The film opens with Norman (Matthew Settle) juggling several women in his private life while running a successful, if immoral, business buying up houses from families who have defaulted on their mortgages. We are then introduced to Dori (Katia Winter) who is one of Norman’s women and clearly considerably more interested in him than he is in her. Following a night of passion, and several bottles of wine, Norman agrees to go away for a few days with Dori to her grandfather’s house in the middle of nowhere despite the protestations of his friend and colleague Andrew (Jim Gaffigan).

When they arrive at the house all initially seems good, although Dori reacts extremely badly when Norman doesn’t reciprocate her declaration of love and this is the first sign of the trouble to come. Next morning, and determined just to leave, Norman is introduced to Dori’s two children Dolly and Albert and then the strangely sinister grandparents. Very quickly it becomes clear that there are darker plans being made than simply a few days away and Norman must now fight to survive the trip.

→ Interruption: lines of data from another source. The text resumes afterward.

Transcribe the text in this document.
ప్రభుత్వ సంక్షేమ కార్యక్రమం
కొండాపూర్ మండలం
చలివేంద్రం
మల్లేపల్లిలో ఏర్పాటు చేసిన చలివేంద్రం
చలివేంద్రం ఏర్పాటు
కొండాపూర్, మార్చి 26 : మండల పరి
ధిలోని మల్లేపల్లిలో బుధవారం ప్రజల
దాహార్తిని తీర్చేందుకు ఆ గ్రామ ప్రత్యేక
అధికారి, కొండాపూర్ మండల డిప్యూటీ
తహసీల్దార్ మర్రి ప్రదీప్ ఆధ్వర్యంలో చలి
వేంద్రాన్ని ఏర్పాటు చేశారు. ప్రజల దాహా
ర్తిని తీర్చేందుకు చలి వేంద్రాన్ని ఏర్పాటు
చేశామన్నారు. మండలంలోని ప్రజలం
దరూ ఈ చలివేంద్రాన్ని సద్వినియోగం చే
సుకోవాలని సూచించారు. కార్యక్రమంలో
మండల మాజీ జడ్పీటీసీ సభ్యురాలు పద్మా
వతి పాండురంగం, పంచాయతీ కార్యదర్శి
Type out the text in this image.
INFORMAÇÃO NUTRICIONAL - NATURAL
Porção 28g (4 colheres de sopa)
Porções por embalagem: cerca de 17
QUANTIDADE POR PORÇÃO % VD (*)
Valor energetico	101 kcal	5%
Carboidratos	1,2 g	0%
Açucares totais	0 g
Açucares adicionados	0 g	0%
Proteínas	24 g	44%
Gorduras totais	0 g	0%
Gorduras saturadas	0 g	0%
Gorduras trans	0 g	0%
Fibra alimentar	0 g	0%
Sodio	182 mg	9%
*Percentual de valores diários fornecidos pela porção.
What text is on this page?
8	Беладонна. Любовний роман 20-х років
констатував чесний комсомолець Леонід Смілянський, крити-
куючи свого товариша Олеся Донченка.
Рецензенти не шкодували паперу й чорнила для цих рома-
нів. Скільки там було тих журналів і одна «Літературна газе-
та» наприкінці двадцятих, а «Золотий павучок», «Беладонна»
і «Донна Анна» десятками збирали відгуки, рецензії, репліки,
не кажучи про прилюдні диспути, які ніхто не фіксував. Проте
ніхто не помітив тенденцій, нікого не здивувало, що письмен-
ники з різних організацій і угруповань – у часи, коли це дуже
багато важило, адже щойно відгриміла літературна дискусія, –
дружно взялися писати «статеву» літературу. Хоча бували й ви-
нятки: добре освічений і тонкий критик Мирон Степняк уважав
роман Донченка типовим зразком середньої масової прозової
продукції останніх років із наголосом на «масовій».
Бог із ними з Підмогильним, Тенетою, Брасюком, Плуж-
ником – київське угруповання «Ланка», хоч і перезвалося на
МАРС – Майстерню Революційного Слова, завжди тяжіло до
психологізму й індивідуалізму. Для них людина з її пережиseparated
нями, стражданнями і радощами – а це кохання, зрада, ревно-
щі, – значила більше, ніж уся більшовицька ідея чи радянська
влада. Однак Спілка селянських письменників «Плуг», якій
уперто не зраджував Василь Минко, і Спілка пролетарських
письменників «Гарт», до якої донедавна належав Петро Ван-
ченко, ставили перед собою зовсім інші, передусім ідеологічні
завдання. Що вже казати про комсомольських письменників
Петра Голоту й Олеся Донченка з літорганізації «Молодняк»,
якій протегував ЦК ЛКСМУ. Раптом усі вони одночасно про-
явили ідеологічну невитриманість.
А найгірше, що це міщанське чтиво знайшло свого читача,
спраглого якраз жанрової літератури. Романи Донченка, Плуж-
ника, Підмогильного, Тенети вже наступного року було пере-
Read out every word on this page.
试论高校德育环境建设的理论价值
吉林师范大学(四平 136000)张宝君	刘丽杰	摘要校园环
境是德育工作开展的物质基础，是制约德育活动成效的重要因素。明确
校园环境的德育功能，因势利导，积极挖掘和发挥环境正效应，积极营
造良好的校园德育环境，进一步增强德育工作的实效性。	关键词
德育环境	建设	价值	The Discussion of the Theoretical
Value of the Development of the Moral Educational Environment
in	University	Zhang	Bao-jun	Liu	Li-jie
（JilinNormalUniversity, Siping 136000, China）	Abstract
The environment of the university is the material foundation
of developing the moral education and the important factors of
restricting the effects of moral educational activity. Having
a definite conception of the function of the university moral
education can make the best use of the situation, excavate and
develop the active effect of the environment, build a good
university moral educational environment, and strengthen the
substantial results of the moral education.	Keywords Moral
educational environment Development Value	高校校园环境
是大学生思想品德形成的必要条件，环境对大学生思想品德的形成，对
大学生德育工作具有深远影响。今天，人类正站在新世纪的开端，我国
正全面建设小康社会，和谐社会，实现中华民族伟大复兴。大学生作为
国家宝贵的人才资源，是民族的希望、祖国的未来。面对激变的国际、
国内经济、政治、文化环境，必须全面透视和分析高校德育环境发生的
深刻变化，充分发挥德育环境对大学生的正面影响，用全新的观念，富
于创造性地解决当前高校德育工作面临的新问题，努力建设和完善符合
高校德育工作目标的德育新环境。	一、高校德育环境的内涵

Unfortunately these are the highlights as Love Sick Love is simply terrible. I’ll start with the aforementioned idea. The story of a wronged woman reaping revenge, whether justified or not, is an old one but in the right hands can be used as the basis of a dark thriller or bloody horror. With Love Sick Love I got the impression that writer Ryan Oxford and director Christian Charles just didn’t know where to stop. There are so many inconsistencies and leaps of faith that the story doesn’t flow at all and each time there was a plot point I found myself groaning uncontrollably. Another problem is that you can see exactly where the film is heading from very early on and all that remains is to hope it gets there in an interesting manner instead of the plodding, ridiculous way that Love Sick Love does.

The script is yet another problem. The cast do their best but there are moments when I could have sworn I saw them sigh with weariness over some of the preposterous lines they are forced to deliver. At no point did I believe that these were real people or buy into their lives, so extreme was the reliance on stereotype and caricature. Also in a film of this type some kind of final redemption is required, a moral message of you like, but with Love Sick Love you find yourself disliking all the characters so much that you almost pray for some as yet unseen monster to emerge from the woods and kill them all. At least this would have generated some faint level of interest!

The biggest problem though is that Love Sick Love just doesn’t know what type of film it wants to be. It is too saccharine sweet and false to be genuinely creepy or frightening with little actual threat. There is virtually no blood or gore so it’s definitely not in the slasher / revenge sub-genre. There are attempts at black humour in places but this is so ill-judged and poorly executed that this certainly isn’t a dark comedy. What we are left with in the end then is a mess of a film that doesn’t deliver on any level at all.

Ultimately I can’t imagine who would enjoy Love Sick Love, or even who the target market would be. There are no redeeming qualities whatsoever and I would recommend avoiding at all costs. There are just too any better films of this type such as Misery or Fatal Attraction to waste any time here at all.